For many people with a lung disease like COPD it can become so restrictive and isolating. Many people get to a stage in their condition where they require oxygen 24/7, which means they are linked to an oxygen canister via tubing permanently, greatly restricting their mobility.  It can result in people not wanting to go outside or exercise due to having to deal with the hassle of tubing and concentrators and feeling conspicuous. It is especially difficult for children that have respiratory problems who would normally want to run around and play games.
dogs and mobility
A child in America has a rare lung disease and she has a specially-trained dog who has been with her since she was little. He carries her oxygen concentrator around and always ensures he doesn’t tangle up the tubing and stays within a certain proximity to her. This has meant that not only does the child have a long-term companion to help prevent the feeling of being alone caused by long-term illness, but also allows the child to go out and about, play, exercise and go to school more easily which benefits their health and social development.

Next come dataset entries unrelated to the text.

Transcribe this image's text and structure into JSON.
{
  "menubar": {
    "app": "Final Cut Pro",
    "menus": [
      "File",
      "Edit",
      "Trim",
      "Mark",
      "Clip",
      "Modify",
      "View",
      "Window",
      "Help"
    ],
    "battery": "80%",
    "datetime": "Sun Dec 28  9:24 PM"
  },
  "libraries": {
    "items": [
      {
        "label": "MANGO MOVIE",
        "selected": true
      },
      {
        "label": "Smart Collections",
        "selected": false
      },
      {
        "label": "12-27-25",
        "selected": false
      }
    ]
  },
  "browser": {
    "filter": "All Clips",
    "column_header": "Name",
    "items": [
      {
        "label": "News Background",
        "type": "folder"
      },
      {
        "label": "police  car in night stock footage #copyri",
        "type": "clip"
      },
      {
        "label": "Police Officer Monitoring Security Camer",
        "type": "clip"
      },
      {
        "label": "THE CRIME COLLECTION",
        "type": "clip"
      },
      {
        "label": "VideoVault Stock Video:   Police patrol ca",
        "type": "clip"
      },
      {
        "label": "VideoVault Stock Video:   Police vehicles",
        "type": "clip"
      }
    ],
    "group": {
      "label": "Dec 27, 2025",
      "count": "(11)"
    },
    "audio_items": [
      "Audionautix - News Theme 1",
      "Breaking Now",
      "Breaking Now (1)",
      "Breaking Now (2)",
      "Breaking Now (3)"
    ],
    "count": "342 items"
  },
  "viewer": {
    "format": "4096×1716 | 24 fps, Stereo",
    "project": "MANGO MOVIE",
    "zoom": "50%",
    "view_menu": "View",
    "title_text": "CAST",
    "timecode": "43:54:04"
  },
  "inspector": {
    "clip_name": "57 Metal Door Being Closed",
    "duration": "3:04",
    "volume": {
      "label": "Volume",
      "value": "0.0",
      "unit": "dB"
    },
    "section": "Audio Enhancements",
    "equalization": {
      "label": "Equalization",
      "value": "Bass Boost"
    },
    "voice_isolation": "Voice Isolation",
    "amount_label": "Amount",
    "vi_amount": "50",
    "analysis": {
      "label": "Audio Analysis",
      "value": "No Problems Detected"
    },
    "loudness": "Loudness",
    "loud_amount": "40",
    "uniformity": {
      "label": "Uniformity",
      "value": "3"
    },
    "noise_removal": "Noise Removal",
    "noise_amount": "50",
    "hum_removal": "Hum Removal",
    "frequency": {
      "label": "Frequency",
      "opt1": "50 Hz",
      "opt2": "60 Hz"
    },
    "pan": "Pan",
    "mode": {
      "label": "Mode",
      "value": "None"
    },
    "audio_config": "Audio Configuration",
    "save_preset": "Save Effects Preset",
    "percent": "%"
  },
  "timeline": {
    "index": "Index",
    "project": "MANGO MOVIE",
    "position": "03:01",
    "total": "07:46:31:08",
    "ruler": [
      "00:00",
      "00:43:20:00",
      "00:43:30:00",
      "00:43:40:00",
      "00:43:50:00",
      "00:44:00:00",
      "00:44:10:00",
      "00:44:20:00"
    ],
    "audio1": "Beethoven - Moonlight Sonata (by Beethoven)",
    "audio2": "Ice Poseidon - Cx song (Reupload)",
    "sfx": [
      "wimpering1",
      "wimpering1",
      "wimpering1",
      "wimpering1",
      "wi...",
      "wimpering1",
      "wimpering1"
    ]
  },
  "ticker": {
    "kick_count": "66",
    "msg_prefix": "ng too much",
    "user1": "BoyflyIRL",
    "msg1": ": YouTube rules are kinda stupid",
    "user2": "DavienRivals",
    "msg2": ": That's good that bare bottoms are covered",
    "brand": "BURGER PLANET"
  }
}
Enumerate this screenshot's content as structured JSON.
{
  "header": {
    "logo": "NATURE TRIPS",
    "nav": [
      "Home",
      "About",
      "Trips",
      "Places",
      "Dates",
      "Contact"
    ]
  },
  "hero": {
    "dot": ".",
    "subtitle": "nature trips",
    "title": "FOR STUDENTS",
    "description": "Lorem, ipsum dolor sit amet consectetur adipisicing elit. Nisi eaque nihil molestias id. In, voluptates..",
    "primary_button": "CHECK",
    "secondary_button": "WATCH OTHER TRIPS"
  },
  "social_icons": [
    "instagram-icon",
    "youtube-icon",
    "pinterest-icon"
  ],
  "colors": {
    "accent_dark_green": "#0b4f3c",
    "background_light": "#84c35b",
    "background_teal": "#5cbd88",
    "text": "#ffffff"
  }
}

This idea of an ‘oxygen dog’ could be rolled out to people of all ages who require assistance, especially those who are elderly, alone and finding it difficult to cope and get out and about due to their need for 24/7 oxygen. A smaller dog could only carry a portable concentrator however a larger dog would be able to carry a small oxygen tank.
The benefits of having the dog as a puppy when the child is also young is that they can grow and develop together. Different lung diseases at different stages will affect the individual differently so having the dog training at a young age with the patient means that the dog can learn how to deal with different situations and develop with the owner and know how to assist them better and predict movement based on behaviour patterns.
Having a dog is not cheap however and is by no means about to become readily available via the NHS, however it is an avenue that some people may be able to afford or raise funds for as a way to help them enjoy a better quality of life.